努力して怒りを内側に押し込める。猛り狂う怒りを徐々に鎮めていった。荒波のように押し寄せてくる衝動的な怒りは、次第に頻度が減り、強烈さも薄らいでいった。スティーブは椅子に深く腰掛け、目を閉じた。両手を椅子の肘掛に乗せ、意図的に、指を動かし、握りこぶしの緊張をほぐす。その後、全身の他の筋肉も同じようにリラックスさせていった。かなり時間が掛かったものの、腹部に感じていた煮え返るような感覚も落ち着いた。これなら、再び思考に戻ることができそうだった。
写真の中、男の愛撫を受け入れているバーバラの様子から察するに、2人の情事はかなり前から続いているようだった。・・・あるいは、男が急速に働きかけ、バーバラは男の働きかけに受身的に応じてきたのかもしれない。どちらにせよ、バーバラは、既婚の女性がしてはならない行いに、積極的に従事しているのは確かだ。
また心の痛みが耐え難いほどに増してくるのを感じる。その痛みは、ほとんど即座に怒りへと姿を変え、再び時間をかけ、その怒りを鎮めなければならなかった。なぜバーバラはこのようなことをしているのか、スティーブにはその理由が分からなかった。だが、その理由が何であれ、これは、ただ黙って見過ごせるようなことではない。残るは、この事態をしばらく進むにまかせ・・・その後、結婚の解消を法廷によって正式に認めてもらうことだろう。スティーブは、翌日、弁護士に連絡を取ることに決めた。
突然、ズボンのポケットの中が振動し、スティーブは驚いた。電話が来るとは予想していなかったスティーブだった。
「よう!」 相手は兄のジョンだった。
「やあ、ジョン。何かあったのか?」
「今、話し、できるか?」
「いいけど、どうして? ああ、そうか・・・俺はまだ職場にいるから」
「そうか・・・」 ジョンの声は同情心に満ちていた。彼は、スティーブがなぜ帰宅していないのか、その理由を察した。

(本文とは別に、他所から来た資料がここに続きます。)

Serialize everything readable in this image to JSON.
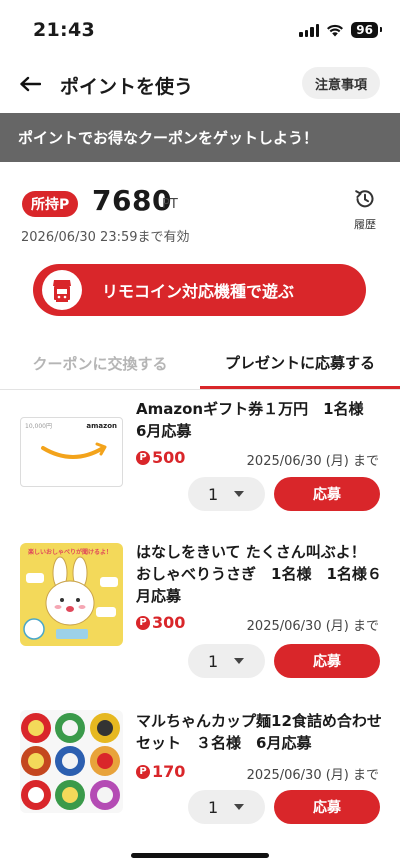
{
  "status_bar": {
    "time": "21:43",
    "battery": "96"
  },
  "header": {
    "title": "ポイントを使う",
    "notice_label": "注意事項"
  },
  "banner": {
    "text": "ポイントでお得なクーポンをゲットしよう！"
  },
  "points": {
    "owned_label": "所持P",
    "value": "7680",
    "unit": "PT",
    "expiry": "2026/06/30 23:59まで有効",
    "history_label": "履歴"
  },
  "remocoin": {
    "label": "リモコイン対応機種で遊ぶ"
  },
  "tabs": [
    {
      "label": "クーポンに交換する",
      "active": false
    },
    {
      "label": "プレゼントに応募する",
      "active": true
    }
  ],
  "items": [
    {
      "title_line1": "Amazonギフト券１万円　1名様",
      "title_line2": "6月応募",
      "title_line3": "",
      "cost": "500",
      "deadline": "2025/06/30 (月) まで",
      "qty": "1",
      "apply_label": "応募",
      "thumb_text": "10,000円",
      "thumb_brand": "amazon"
    },
    {
      "title_line1": "はなしをきいて たくさん叫ぶよ！",
      "title_line2": "おしゃべりうさぎ　1名様　1名様６",
      "title_line3": "月応募",
      "cost": "300",
      "deadline": "2025/06/30 (月) まで",
      "qty": "1",
      "apply_label": "応募",
      "thumb_text": "楽しいおしゃべりが聞けるよ！"
    },
    {
      "title_line1": "マルちゃんカップ麺12食詰め合わせ",
      "title_line2": "セット　３名様　6月応募",
      "title_line3": "",
      "cost": "170",
      "deadline": "2025/06/30 (月) まで",
      "qty": "1",
      "apply_label": "応募"
    }
  ],
  "colors": {
    "accent": "#d9262a",
    "banner": "#666666",
    "inactive_tab": "#b5b5b5"
  }
}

「とにかく用件を言うと、さっき、例の新聞社の知り合いから電話をもらったんだよ。そいつが言うに、そいつの知り合いに写真を見せたら、その人が相手の男が誰か知っていたらしいんだ。今そこに何か書きとめるものがあるか?」
スティーブは急いでシャツのポケットからボールペンを取り出した。急に心臓が動悸を始めるのを感じた。バーバラの相手の男が誰か、それを知ったところで実質的な重要性はない。相手の男を知っても事態は変わらないだろう。だが、それでも、それを知ることで、何かしらの進捗をしていると感じることはできると思った。スティーブは、すべてを受け入れ、ただじっと座っているというのは、もはや耐えられない心境になっていた。
「ああ、いいよ。先を話してくれ」
電話の向こう、兄のジョンが深呼吸をするのが聞こえた。
「分かった。まず、男の名前はラファエル・ルランド・ポーターという。母方がヒスパニックで、父方がアングロサクソン系だ。やつの名前の由来は、そこら辺にあるんだろう。レイフという名前で通っている。そこまではいいか?」
「ちょっと待ってくれ」
スティーブはジョンが話すスピードで書きとめることができなかった。
「よし、いいよ。先を教えてくれ。他にどんなことが分かった?」
「ええっと・・・ヤツは、ハーパー保険会社に勤めていて、そこでは、一目置かれているやり手のタイプだな。経営の上層部へ上がる階段で言えば、中段よりちょっと下方のランクにつけている。言ってみれば、運気が急上昇中って感じだ」
スティーブは、このジョンの言葉を聞き、ただちに、この件について何ができるか確める決心をした。バーバラが自分の自由意志で今の行いをしているのは分かっている・・・2人の結婚を台無しにしたことで彼女の責任を追及するつもりだ・・・だが、バーバラに責任があるからと言って、この男は無罪放免にすべきだという理由にはならない。
ジョンは、話しを止めていた。ジョンは弟のスティーブのことをよく知っていた。今、スティーブは、小さな保険業界でトップに這い上がろうとしているラファエル・ポーター氏の計画を頓挫させるための様々な選択肢を、頭の中でざっと調べているに違いない。ジョンにはそれが分かっていた。